Vakfe: Duruş, bekleyiş demektir. Arafat vakfesi, bir yandan insanın dünyaya ayak basışını, diğer yandan ise kıyamette Allah’ın huzurunda bekleyişini hatırlatır. Vakfe, uzun soluklu bir duruştur, akşama kadar heyecanla, korku ve ümit arası bir bekleyiştir. O, müminin, Rabbinin huzurunda imanla, sebatla, umutla gerçekleştirdiği bilinçli bir duruştur. Vakfe, inananların, nefislerine karşı, birbirlerine karşı, başkalarına karşı ortaya koyduğu vakarlı ve kararlı bir duruştur. Bütün Müslümanlar’ın kardeş olduklarını, Hz. İbrahim’in milleti olan tek bir din ve millet olduklarını, yekvücut olduklarını ispatlayan şanlı, asaletli bir duruştur.

Allah Resulü, Arafat’a varınca meşhur Veda Hutbesi’nin bir kısmını burada okumuştur. Müslümanlar için bir çeşit ‘insan hakları beyannamesi’ niteliğinde olan Veda Hutbesi aslında Hz. Peygamber’in duruşunun en açık göstergelerindendir. O gün, yüz bin kişiye hitap eden Allah Resulü, hutbesinde hem kendi duruşunu, hem de Müslümanlar’ın duruşlarının nasıl olması gerektiğini deklare etmiştir.

Allah Resulü, Arafat’ta öğle ile ikindi namazlarını Mescid-i Nemire’de öğle vaktinde birleştirerek kıldıktan sonra, doğru Rahmet Tepesi’ne gitmiş, vakfesini kıbleye yönelerek tam güneşin batışına kadar dua ederek yapmıştır.

Arafat’ta vakfe, bütün dünya Müslümanları’nı temsilen gelen heyetlerin oluşturduğu dünyada eşi benzeri görülmeyen bir zirvedir. Sadece halkı Müslüman olan ülkelerden gelenlerin değil diğer ülkelerde yaşayan Müslümanların da katıldığı “Dünya Müslümanları Kongresi”dir. Geçmişte olduğu gibi, dinî, ilmî, içtimai ve de siyasi meselelerini konuşup çözüme kavuşturabilecekleri, modern anlamda organizeli, düzenli, disiplinli bir kongre olamasa da, orada gönüllerin, ruhların konsensüsü vardır.

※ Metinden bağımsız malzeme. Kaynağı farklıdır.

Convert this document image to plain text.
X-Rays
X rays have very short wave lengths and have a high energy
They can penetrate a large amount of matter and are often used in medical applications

“Hac nasıl (olmalı)dır?” diye sorduklarında Allah Resulü: “Hac, Arafat(ta olmak)tır.” Şeklinde cevap vermiştir. Hac, hakikati bilmek, tanımak, anlamak, kavramaktır. “Hac, Arafat’tır”, yani arif olmaktır, marufa, marifete, marifetullaha ermektir.

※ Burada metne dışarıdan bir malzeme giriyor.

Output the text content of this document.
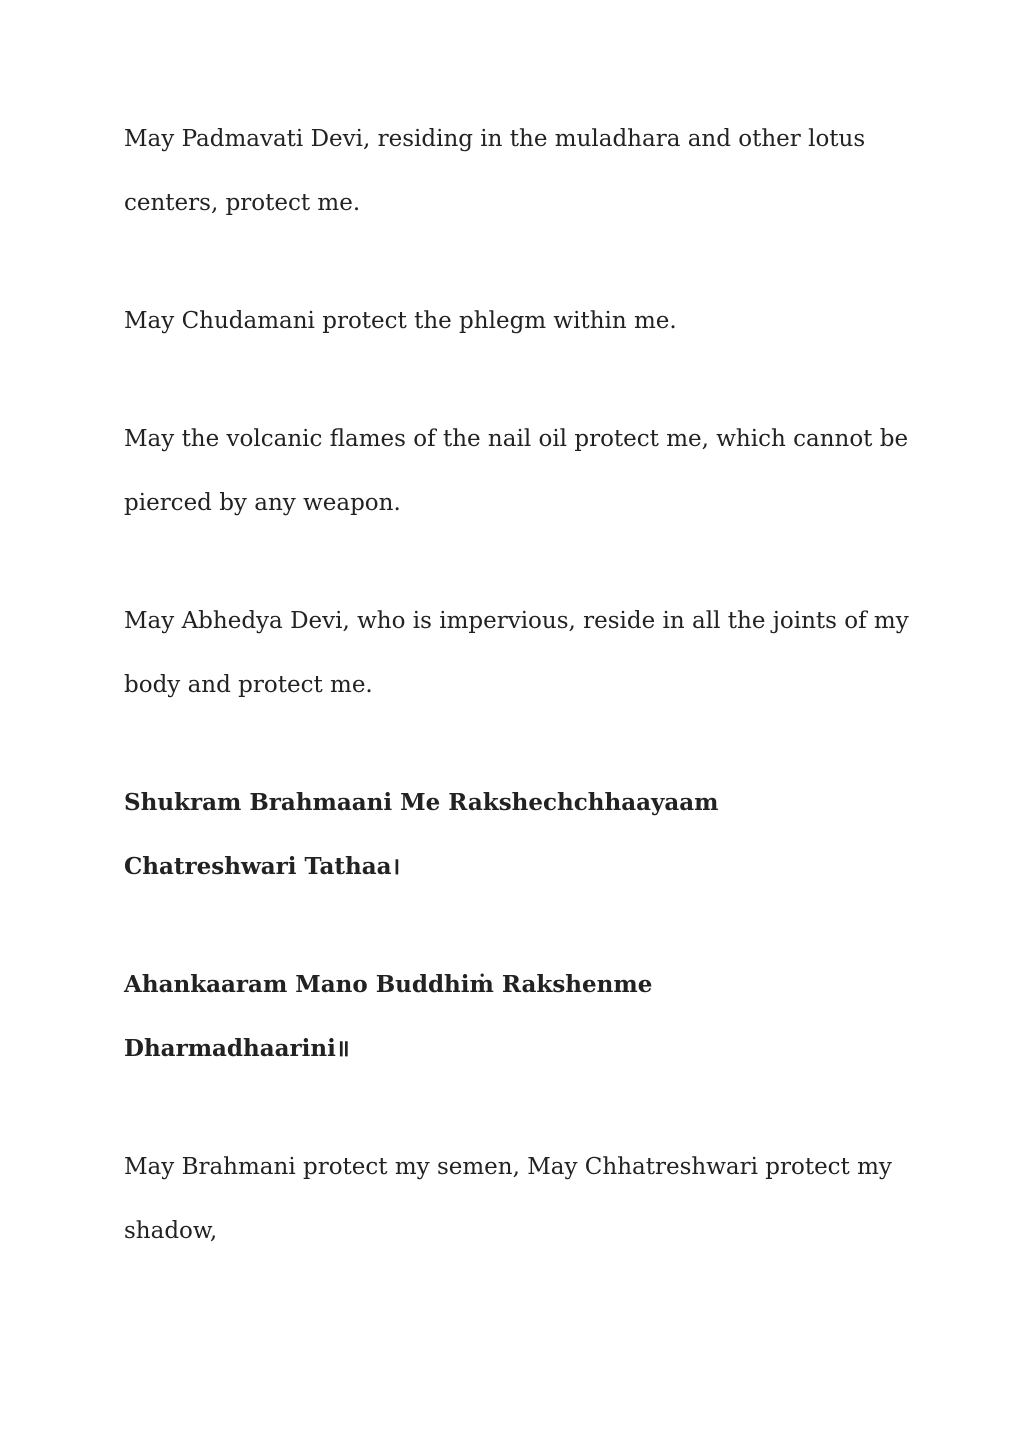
May Padmavati Devi, residing in the muladhara and other lotus
centers, protect me.

May Chudamani protect the phlegm within me.

May the volcanic flames of the nail oil protect me, which cannot be
pierced by any weapon.

May Abhedya Devi, who is impervious, reside in all the joints of my
body and protect me.

Shukram Brahmaani Me Rakshechchhaayaam
Chatreshwari Tathaa।

Ahankaaram Mano Buddhiṁ Rakshenme
Dharmadhaarini॥

May Brahmani protect my semen, May Chhatreshwari protect my
shadow,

Müzdelife: Vakfeyi yerine getirmenin sevinciyle hacılar, âdeta bir insan seli gibi (Bakara, 2/198) Arafat ile Mina arasında kalan bu bölgeye akarlar. Ayette geçen Meş’ar-ı Haram da buradadır. Bu ayette “O’nu size gösterdiği biçimde anın” şeklinde ikinci kez zikrin emredilmesinden, bu bölgenin Allah’ın zikredileceği bir mekân olduğu anlaşılmaktadır. Arafat’ta gündüz yapılan vakfe, burada gece ve sabahın alaca karanlığında yapılmaktadır. Şeytana karşı ertesi gün girişeceği sembolik savaşta atılacak küçük taşlar da, Müzdelife’de toplanır. Hz. Peygamber Arafat’tan ayrılınca, akşam namazını yatsı vakti girdikten sonra birleştirerek burada kılmıştır. Geceyi istirahatla geçirdikten sonra, sabah namazının peşinden buradaki vakfesini yapmıştır.

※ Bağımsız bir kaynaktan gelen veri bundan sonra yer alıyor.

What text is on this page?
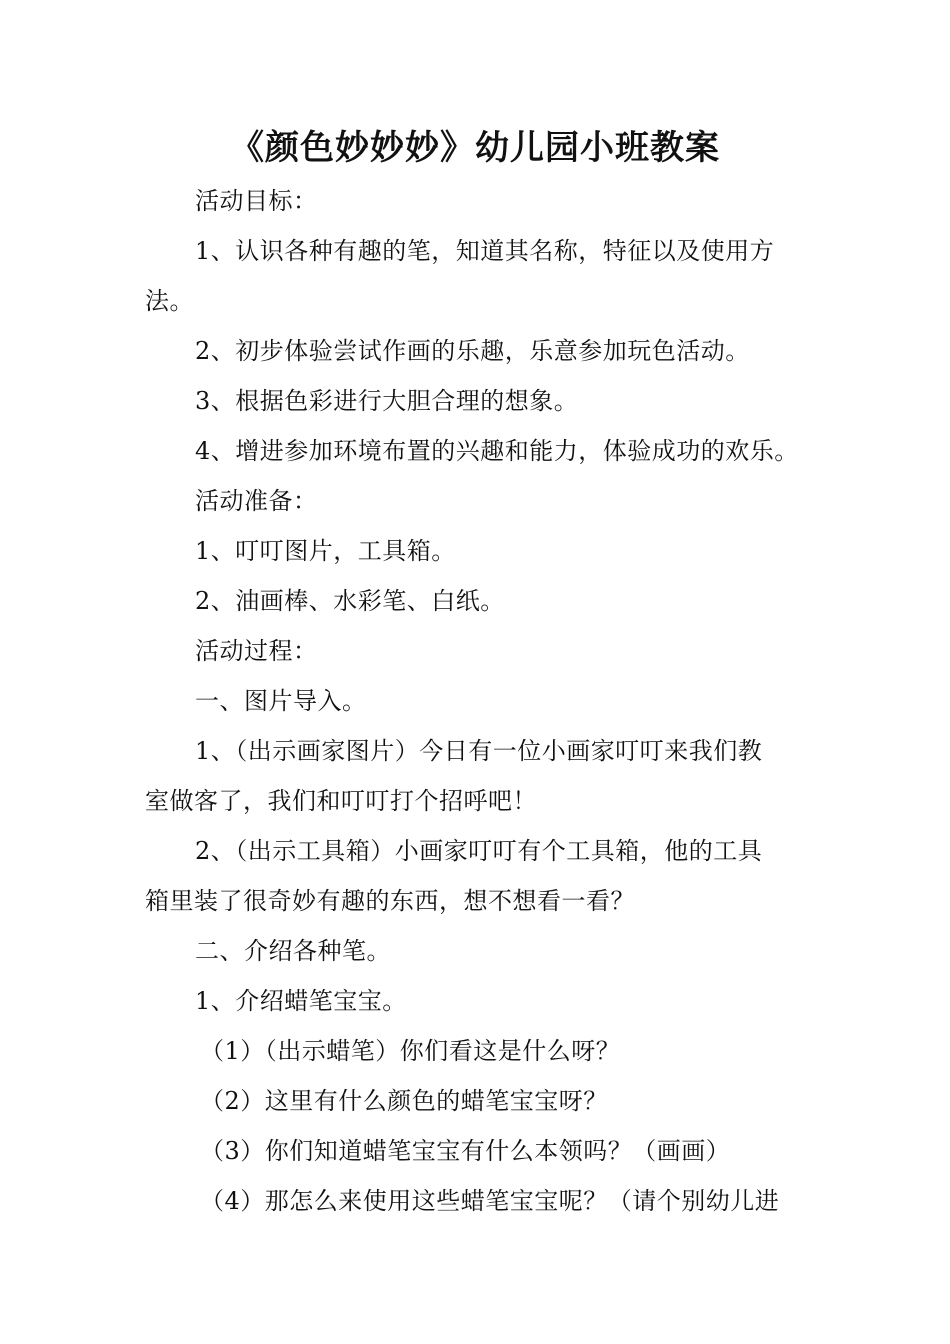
《颜色妙妙妙》幼儿园小班教案

活动目标：

1、认识各种有趣的笔，知道其名称，特征以及使用方

法。

2、初步体验尝试作画的乐趣，乐意参加玩色活动。

3、根据色彩进行大胆合理的想象。

4、增进参加环境布置的兴趣和能力，体验成功的欢乐。

活动准备：

1、叮叮图片，工具箱。

2、油画棒、水彩笔、白纸。

活动过程：

一、图片导入。

1、（出示画家图片）今日有一位小画家叮叮来我们教

室做客了，我们和叮叮打个招呼吧！

2、（出示工具箱）小画家叮叮有个工具箱，他的工具

箱里装了很奇妙有趣的东西，想不想看一看？

二、介绍各种笔。

1、介绍蜡笔宝宝。

（1）（出示蜡笔）你们看这是什么呀？

（2）这里有什么颜色的蜡笔宝宝呀？

（3）你们知道蜡笔宝宝有什么本领吗？（画画）

（4）那怎么来使用这些蜡笔宝宝呢？（请个别幼儿进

Mina: Aşırı istek, arzu demektir. Mina, Hz. İbrahim ile oğlu İsmail’in, Allah’a olan aşklarının sınandığı yerdir. Bu sınavda Hz. İbrahim, ahir ömründe kendisine verilen biricik oğlunu Allah için kurban etmek; İsmail ise, bu uğurda canını vermek gibi çok ciddi bir sınavdan geçmişlerdir. Hz. İbrahim, tercihini Allah sevgisinden, ebedî aşktan yana kullanmış, kendisini Allah’a yaklaştıran yolda karşısına çıkan şeytanı, bugün taşlamanın yapıldığı yerlerde defalarca taşlamıştır. Neticede ikisi de Allah’ın emrine teslim olup bu ağır sınavı kazanmışlardır (Sâffât, 37/102-107).

İşte Mina, can, mal, mülk, mesken, evlat, eş, kardeş, ticaret, aşiret, mevki, makam, rütbe vb. fâni sevgilerin aşıldığı, Allah sevgisinde zirveye ulaşıldığı yerdir.

Şeytan Taşlama: Hz. İbrahim’in kendisine engel olmaya çalışan şeytana taş fırlatmasını sembolize eder. “Hac menasikinizi benden alınız!” (3) buyuran Allah Resulü de, bu işlemi bizzat yapmış, onu insanlara da öğretmiştir.

Taşlama, bir anlamda şeytana karşı girişilen savaşı sembolize eder. Kişi, attığı her bir taşı, nefisine, şehvetine ve şeytana karşı fırlatır. Kendisini çeşitli hatalara, günahlara sürükleyen bu farklı cepheleri yok etmeye çalışır.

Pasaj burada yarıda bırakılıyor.